Tabs are a popular UI paradigm for GUI text editors, browsers, and more. The fact that Vim also has a feature called “tab pages” that looks a lot like tabs from other programs can be a common source of frustration for newcomers. In a typical GUI editor, each tab represents a single document. Vim’s tab pages are not tied to documents at all, but rather contain window layouts. First, some definitions:
- In Vim's parlance a buffer is an in-memory representation of a document, which may or may not correspond to a file on disk. A single buffer can be visible in more than one window at a time, or none at all.
- A window is a viewport for displaying a buffer. There is always at least one window visible at all times. When you create a new "split" you are creating a window.
- Tab Page
- A tab page is a collection of one or more windows. There is always at least one tab page in existence. (Depending on your
'showtab'setting you may only see a listing of tabs when you have more than one.)
A Vim session with a couple of tab pages is shown below:
Notice that Buffer 5 is visible in two windows at once, which can be useful if you need to reference two sections of a long file simultaneously, while buffers 4 and 6 are not visible in any windows.
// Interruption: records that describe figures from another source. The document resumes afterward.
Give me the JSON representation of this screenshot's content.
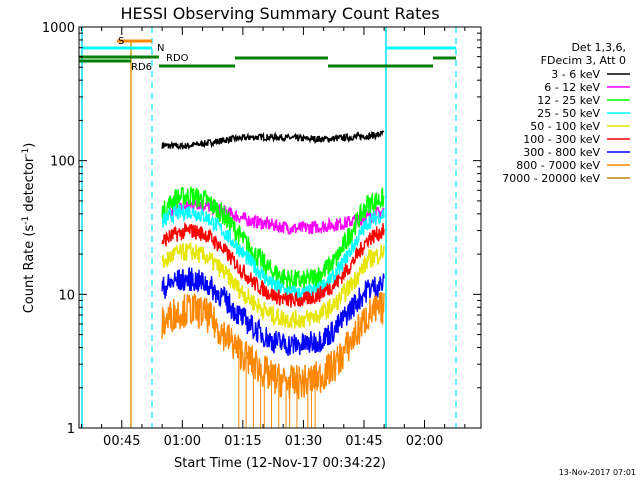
{
  "chart_data": {
    "type": "line",
    "title": "HESSI Observing Summary Count Rates",
    "xlabel": "Start Time (12-Nov-17 00:34:22)",
    "ylabel_main": "Count Rate (s",
    "ylabel_sup1": "-1",
    "ylabel_mid": " detector",
    "ylabel_sup2": "-1",
    "ylabel_end": ")",
    "footer": "13-Nov-2017 07:01",
    "x_range_min": [
      34.4,
      134.0
    ],
    "ylim": [
      1,
      1000
    ],
    "y_scale": "log",
    "x_ticks": [
      {
        "min": 45,
        "label": "00:45"
      },
      {
        "min": 60,
        "label": "01:00"
      },
      {
        "min": 75,
        "label": "01:15"
      },
      {
        "min": 90,
        "label": "01:30"
      },
      {
        "min": 105,
        "label": "01:45"
      },
      {
        "min": 120,
        "label": "02:00"
      }
    ],
    "y_ticks": [
      {
        "value": 1,
        "label": "1"
      },
      {
        "value": 10,
        "label": "10"
      },
      {
        "value": 100,
        "label": "100"
      },
      {
        "value": 1000,
        "label": "1000"
      }
    ],
    "legend": {
      "header1": "Det 1,3,6,",
      "header2": "FDecim 3, Att 0",
      "entries": [
        {
          "label": "3 - 6 keV",
          "color": "#000000"
        },
        {
          "label": "6 - 12 keV",
          "color": "#ff00ff"
        },
        {
          "label": "12 - 25 keV",
          "color": "#00ff00"
        },
        {
          "label": "25 - 50 keV",
          "color": "#00ffff"
        },
        {
          "label": "50 - 100 keV",
          "color": "#e6e600"
        },
        {
          "label": "100 - 300 keV",
          "color": "#ff0000"
        },
        {
          "label": "300 - 800 keV",
          "color": "#0000ff"
        },
        {
          "label": "800 - 7000 keV",
          "color": "#ff8800"
        },
        {
          "label": "7000 - 20000 keV",
          "color": "#b8860b"
        }
      ]
    },
    "flags": {
      "saa_label": "S",
      "night_label": "N",
      "decimation_label": "RD6",
      "rdo_label": "RDO"
    },
    "series": [
      {
        "name": "3 - 6 keV",
        "color": "#000000",
        "x": [
          55,
          60,
          66,
          72,
          78,
          84,
          90,
          96,
          102,
          108,
          110
        ],
        "y": [
          130,
          128,
          135,
          145,
          150,
          150,
          146,
          145,
          150,
          155,
          160
        ]
      },
      {
        "name": "6 - 12 keV",
        "color": "#ff00ff",
        "x": [
          57,
          60,
          64,
          70,
          76,
          82,
          88,
          94,
          100,
          106,
          110
        ],
        "y": [
          40,
          45,
          48,
          42,
          36,
          33,
          31,
          32,
          34,
          38,
          42
        ]
      },
      {
        "name": "12 - 25 keV",
        "color": "#00ff00",
        "x": [
          55,
          58,
          62,
          66,
          70,
          74,
          78,
          82,
          86,
          90,
          94,
          98,
          102,
          106,
          110
        ],
        "y": [
          40,
          52,
          55,
          50,
          40,
          28,
          20,
          15,
          13,
          12.5,
          14,
          18,
          30,
          48,
          52
        ]
      },
      {
        "name": "25 - 50 keV",
        "color": "#00ffff",
        "x": [
          55,
          58,
          62,
          66,
          70,
          74,
          78,
          82,
          86,
          90,
          94,
          98,
          102,
          106,
          110
        ],
        "y": [
          35,
          40,
          42,
          38,
          30,
          22,
          16,
          12,
          10.5,
          10,
          11,
          14,
          22,
          35,
          40
        ]
      },
      {
        "name": "100 - 300 keV",
        "color": "#ff0000",
        "x": [
          55,
          58,
          62,
          66,
          70,
          74,
          78,
          82,
          86,
          90,
          94,
          98,
          102,
          106,
          110
        ],
        "y": [
          25,
          28,
          30,
          28,
          22,
          16,
          12,
          10,
          9,
          9,
          10,
          12,
          17,
          26,
          30
        ]
      },
      {
        "name": "50 - 100 keV",
        "color": "#e6e600",
        "x": [
          55,
          58,
          62,
          66,
          70,
          74,
          78,
          82,
          86,
          90,
          94,
          98,
          102,
          106,
          110
        ],
        "y": [
          17,
          20,
          21,
          19,
          15,
          11,
          8.5,
          7,
          6.5,
          6.5,
          7,
          8.5,
          12,
          18,
          21
        ]
      },
      {
        "name": "300 - 800 keV",
        "color": "#0000ff",
        "x": [
          55,
          58,
          62,
          66,
          70,
          74,
          78,
          82,
          86,
          90,
          94,
          98,
          102,
          106,
          110
        ],
        "y": [
          11,
          12.5,
          13,
          12,
          9.5,
          7,
          5.5,
          4.5,
          4.2,
          4.2,
          4.5,
          5.5,
          8,
          11,
          12
        ]
      },
      {
        "name": "800 - 7000 keV",
        "color": "#ff8800",
        "x": [
          55,
          58,
          62,
          66,
          70,
          74,
          78,
          82,
          86,
          90,
          94,
          98,
          102,
          106,
          110
        ],
        "y": [
          6,
          7.2,
          7.8,
          7,
          5.2,
          3.8,
          3,
          2.4,
          2.2,
          2.2,
          2.4,
          3,
          4.5,
          7,
          8
        ]
      }
    ]
  }
}
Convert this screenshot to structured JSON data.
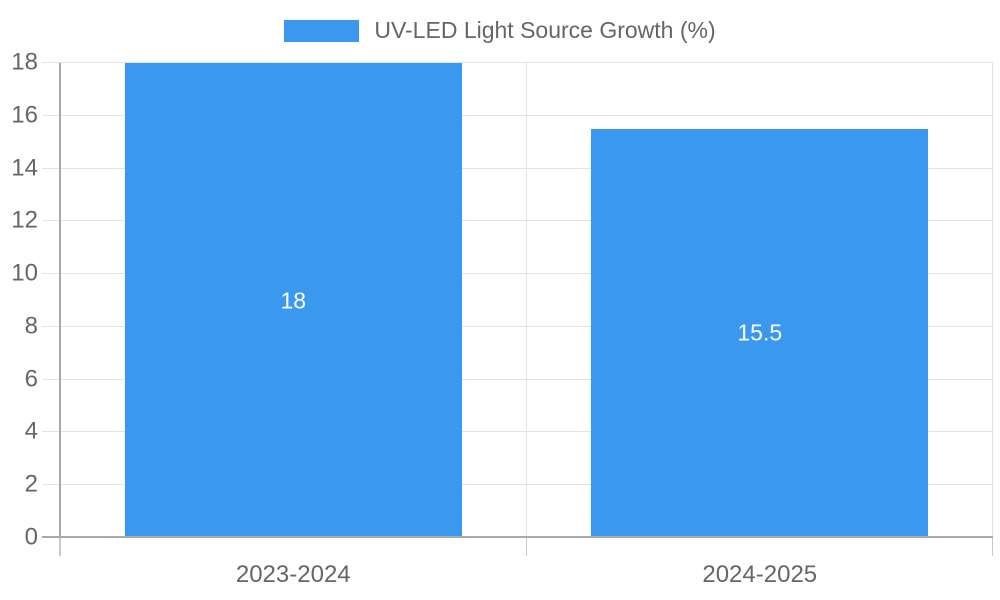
{
  "chart_data": {
    "type": "bar",
    "title": "UV-LED Light Source Growth (%)",
    "categories": [
      "2023-2024",
      "2024-2025"
    ],
    "values": [
      18,
      15.5
    ],
    "value_labels": [
      "18",
      "15.5"
    ],
    "ylabel": "",
    "xlabel": "",
    "ylim": [
      0,
      18
    ],
    "ytick_step": 2,
    "yticks": [
      0,
      2,
      4,
      6,
      8,
      10,
      12,
      14,
      16,
      18
    ],
    "grid": true,
    "legend_position": "top",
    "legend_entries": [
      "UV-LED Light Source Growth (%)"
    ]
  },
  "colors": {
    "bar": "#3a99ee",
    "grid": "#e3e3e3",
    "axis": "#a9a9a9",
    "tick": "#c9c9c9",
    "text": "#666666",
    "value_text": "#ffffff",
    "background": "#ffffff"
  }
}
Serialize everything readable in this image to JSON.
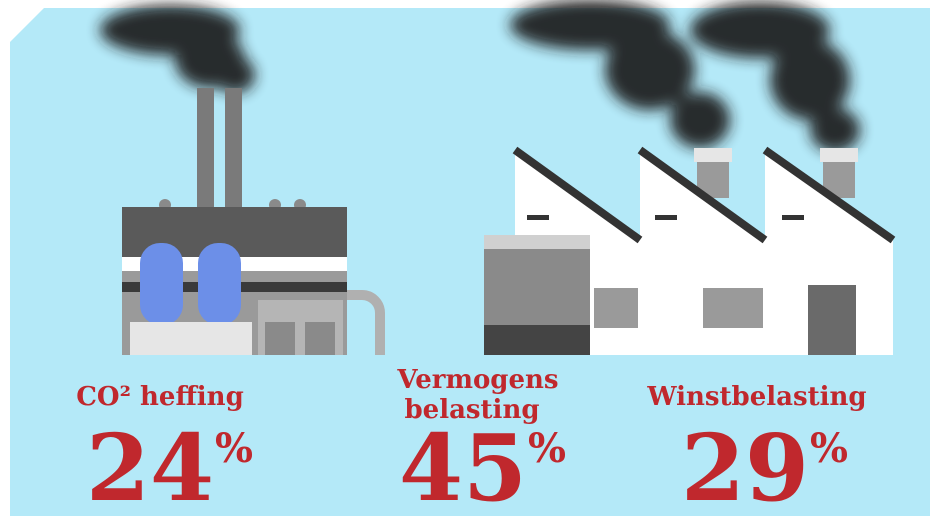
{
  "items": [
    {
      "label_lines": [
        "CO² heffing"
      ],
      "value": "24",
      "unit": "%"
    },
    {
      "label_lines": [
        "Vermogens",
        "belasting"
      ],
      "value": "45",
      "unit": "%"
    },
    {
      "label_lines": [
        "Winstbelasting"
      ],
      "value": "29",
      "unit": "%"
    }
  ]
}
The biggest conceptual hurdle to overcome is that buffers are not tied to any UI element; they can come and go from any window in any tab. (But to add to the confusion, certain commands that operate on buffers, such as
:bdelete, can also affect your window layout.)
This system of buffers, windows, and tab pages provides a lot of flexibility in that you can create multiple window layouts, you can view different parts of a buffer at the same time, and juggling 200 buffers is about as manageable as just two.